CHP için "kuruluşun ve kurtuluşun partisi" söyleminden vazgeçilmeli çünkü bu doğru değil. CHP diğer sayısız partiden sadece biridir. Bunu böyle kabul etmediği ve kendisinde bir üstünlük gördüğü sürece CHP iktidara giden yolda gerekenleri yapamaz çünkü eksiği olduğu gerçeğini kabullenmeyen kişi ve kurumlar eksiğini gideremez.
Ülkeyi Atatürk önderliğinde yurtsever, devrimci bir ekip işgalden kurtardı ve 2. Mahmut'tan beri devam eden modernleşme hareketini başarıya ulaştırarak yeniden çağdaş normlarla devleti dizayn etti.

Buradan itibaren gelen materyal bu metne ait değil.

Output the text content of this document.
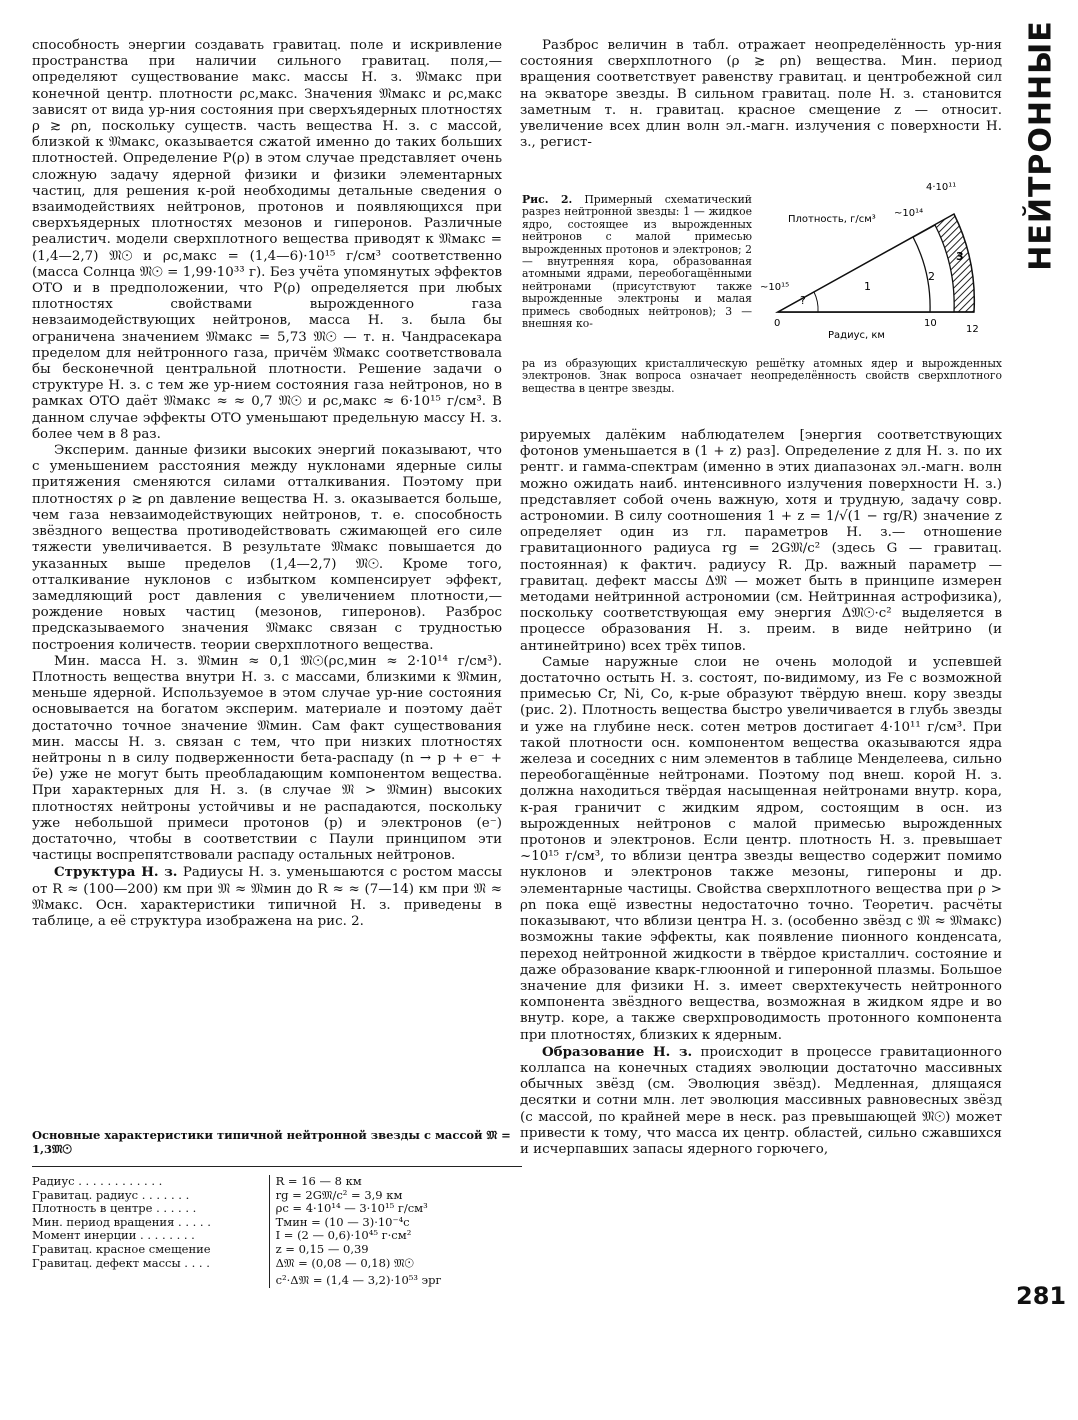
НЕЙТРОННЫЕ
281

способность энергии создавать гравитац. поле и искривление пространства при наличии сильного гравитац. поля,— определяют существование макс. массы Н. з. 𝔐макс при конечной центр. плотности ρс,макс. Значения 𝔐макс и ρс,макс зависят от вида ур-ния состояния при сверхъядерных плотностях ρ ≳ ρn, поскольку существ. часть вещества Н. з. с массой, близкой к 𝔐макс, оказывается сжатой именно до таких больших плотностей. Определение P(ρ) в этом случае представляет очень сложную задачу ядерной физики и физики элементарных частиц, для решения к-рой необходимы детальные сведения о взаимодействиях нейтронов, протонов и появляющихся при сверхъядерных плотностях мезонов и гиперонов. Различные реалистич. модели сверхплотного вещества приводят к 𝔐макс = (1,4—2,7) 𝔐☉ и ρс,макс = (1,4—6)·10¹⁵ г/см³ соответственно (масса Солнца 𝔐☉ = 1,99·10³³ г). Без учёта упомянутых эффектов ОТО и в предположении, что P(ρ) определяется при любых плотностях свойствами вырожденного газа невзаимодействующих нейтронов, масса Н. з. была бы ограничена значением 𝔐макс = 5,73 𝔐☉ — т. н. Чандрасекара пределом для нейтронного газа, причём 𝔐макс соответствовала бы бесконечной центральной плотности. Решение задачи о структуре Н. з. с тем же ур-нием состояния газа нейтронов, но в рамках ОТО даёт 𝔐макс ≈ ≈ 0,7 𝔐☉ и ρс,макс ≈ 6·10¹⁵ г/см³. В данном случае эффекты ОТО уменьшают предельную массу Н. з. более чем в 8 раз.

Эксперим. данные физики высоких энергий показывают, что с уменьшением расстояния между нуклонами ядерные силы притяжения сменяются силами отталкивания. Поэтому при плотностях ρ ≳ ρn давление вещества Н. з. оказывается больше, чем газа невзаимодействующих нейтронов, т. е. способность звёздного вещества противодействовать сжимающей его силе тяжести увеличивается. В результате 𝔐макс повышается до указанных выше пределов (1,4—2,7) 𝔐☉. Кроме того, отталкивание нуклонов с избытком компенсирует эффект, замедляющий рост давления с увеличением плотности,— рождение новых частиц (мезонов, гиперонов). Разброс предсказываемого значения 𝔐макс связан с трудностью построения количеств. теории сверхплотного вещества.

Мин. масса Н. з. 𝔐мин ≈ 0,1 𝔐☉(ρс,мин ≈ 2·10¹⁴ г/см³). Плотность вещества внутри Н. з. с массами, близкими к 𝔐мин, меньше ядерной. Используемое в этом случае ур-ние состояния основывается на богатом эксперим. материале и поэтому даёт достаточно точное значение 𝔐мин. Сам факт существования мин. массы Н. з. связан с тем, что при низких плотностях нейтроны n в силу подверженности бета-распаду (n → p + e⁻ + ν̃e) уже не могут быть преобладающим компонентом вещества. При характерных для Н. з. (в случае 𝔐 > 𝔐мин) высоких плотностях нейтроны устойчивы и не распадаются, поскольку уже небольшой примеси протонов (p) и электронов (e⁻) достаточно, чтобы в соответствии с Паули принципом эти частицы воспрепятствовали распаду остальных нейтронов.

Структура Н. з. Радиусы Н. з. уменьшаются с ростом массы от R ≈ (100—200) км при 𝔐 ≈ 𝔐мин до R ≈ ≈ (7—14) км при 𝔐 ≈ 𝔐макс. Осн. характеристики типичной Н. з. приведены в таблице, а её структура изображена на рис. 2.

Основные характеристики типичной нейтронной звезды с массой 𝔐 = 1,3𝔐☉
Радиус . . . . . . . . . . . .	R = 16 — 8 км
Гравитац. радиус . . . . . . .	rg = 2G𝔐/c² = 3,9 км
Плотность в центре . . . . . .	ρc = 4·10¹⁴ — 3·10¹⁵ г/см³
Мин. период вращения . . . . .	Tмин = (10 — 3)·10⁻⁴с
Момент инерции . . . . . . . .	I = (2 — 0,6)·10⁴⁵ г·см²
Гравитац. красное смещение	z = 0,15 — 0,39
Гравитац. дефект массы . . . .	Δ𝔐 = (0,08 — 0,18) 𝔐☉
c²·Δ𝔐 = (1,4 — 3,2)·10⁵³ эрг

Разброс величин в табл. отражает неопределённость ур-ния состояния сверхплотного (ρ ≳ ρn) вещества. Мин. период вращения соответствует равенству гравитац. и центробежной сил на экваторе звезды. В сильном гравитац. поле Н. з. становится заметным т. н. гравитац. красное смещение z — относит. увеличение всех длин волн эл.-магн. излучения с поверхности Н. з., регист-

Рис. 2. Примерный схематический разрез нейтронной звезды: 1 — жидкое ядро, состоящее из вырожденных нейтронов с малой примесью вырожденных протонов и электронов; 2 — внутренняя кора, образованная атомными ядрами, переобогащёнными нейтронами (присутствуют также вырожденные электроны и малая примесь свободных нейтронов); 3 — внешняя ко-
1
2
3
?
Плотность, г/см³
~10¹⁴
4·10¹¹
~10¹⁵
0	10
12
Радиус, км
ра из образующих кристаллическую решётку атомных ядер и вырожденных электронов. Знак вопроса означает неопределённость свойств сверхплотного вещества в центре звезды.

рируемых далёким наблюдателем [энергия соответствующих фотонов уменьшается в (1 + z) раз]. Определение z для Н. з. по их рентг. и гамма-спектрам (именно в этих диапазонах эл.-магн. волн можно ожидать наиб. интенсивного излучения поверхности Н. з.) представляет собой очень важную, хотя и трудную, задачу совр. астрономии. В силу соотношения 1 + z = 1/√(1 − rg/R) значение z определяет один из гл. параметров Н. з.— отношение гравитационного радиуса rg = 2G𝔐/c² (здесь G — гравитац. постоянная) к фактич. радиусу R. Др. важный параметр — гравитац. дефект массы Δ𝔐 — может быть в принципе измерен методами нейтринной астрономии (см. Нейтринная астрофизика), поскольку соответствующая ему энергия Δ𝔐☉·c² выделяется в процессе образования Н. з. преим. в виде нейтрино (и антинейтрино) всех трёх типов.

Самые наружные слои не очень молодой и успевшей достаточно остыть Н. з. состоят, по-видимому, из Fe с возможной примесью Cr, Ni, Co, к-рые образуют твёрдую внеш. кору звезды (рис. 2). Плотность вещества быстро увеличивается в глубь звезды и уже на глубине неск. сотен метров достигает 4·10¹¹ г/см³. При такой плотности осн. компонентом вещества оказываются ядра железа и соседних с ним элементов в таблице Менделеева, сильно переобогащённые нейтронами. Поэтому под внеш. корой Н. з. должна находиться твёрдая насыщенная нейтронами внутр. кора, к-рая граничит с жидким ядром, состоящим в осн. из вырожденных нейтронов с малой примесью вырожденных протонов и электронов. Если центр. плотность Н. з. превышает ~10¹⁵ г/см³, то вблизи центра звезды вещество содержит помимо нуклонов и электронов также мезоны, гипероны и др. элементарные частицы. Свойства сверхплотного вещества при ρ > ρn пока ещё известны недостаточно точно. Теоретич. расчёты показывают, что вблизи центра Н. з. (особенно звёзд с 𝔐 ≈ 𝔐макс) возможны такие эффекты, как появление пионного конденсата, переход нейтронной жидкости в твёрдое кристаллич. состояние и даже образование кварк-глюонной и гиперонной плазмы. Большое значение для физики Н. з. имеет сверхтекучесть нейтронного компонента звёздного вещества, возможная в жидком ядре и во внутр. коре, а также сверхпроводимость протонного компонента при плотностях, близких к ядерным.

Образование Н. з. происходит в процессе гравитационного коллапса на конечных стадиях эволюции достаточно массивных обычных звёзд (см. Эволюция звёзд). Медленная, длящаяся десятки и сотни млн. лет эволюция массивных равновесных звёзд (с массой, по крайней мере в неск. раз превышающей 𝔐☉) может привести к тому, что масса их центр. областей, сильно сжавшихся и исчерпавших запасы ядерного горючего,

Bu ekip, bu çağdaş normları savunan bir parti kurdu ki o da aslında İttihat ve Terakki'nin bir devamıdır. Bu parti, bugünkü CHP değildir çünkü dünya o günkü dünya, ülke o günkü ülke değildir.
Bugün dünya değişmemiş, insanlar değişmemiş, ülke değişmemiş gibi davranmak; tam olarak ne olduğunu bilmeden "CHP kuruluş ilkelerine dönsün" demek Atatürk'ün devrimci yürüyüşüne ve akılcı yaklaşımına terstir.
CHP kuruluş ilkelerine dönecekse şayet, bu şu anlama gelmelidir: Değişime, dönüşüme, aklın rehberliğine ve değişen dünya koşullarına uyum sağlayacak bir yapılanma. Ancak o zaman hem CHP'nin hem de ülkenin makus talihi yenilebilir.
Hem hiç değişmeyelim hem de hızla değişen bir dünyanın orta yerinde tarihin en köklü uluslarından ve devletlerinden birini yönetelim demek abesle iştigaldir.
Ülke CHP'nin CHP de kendini ülkenin sahibi sayanların mülkü değildir. CHP'nin değişmesine ve günümüz koşullarına uygun yapılanmasına çok ihtiyaç var çünkü ülkenin Atatürk'ün devrimci aklına ihtiyacı var.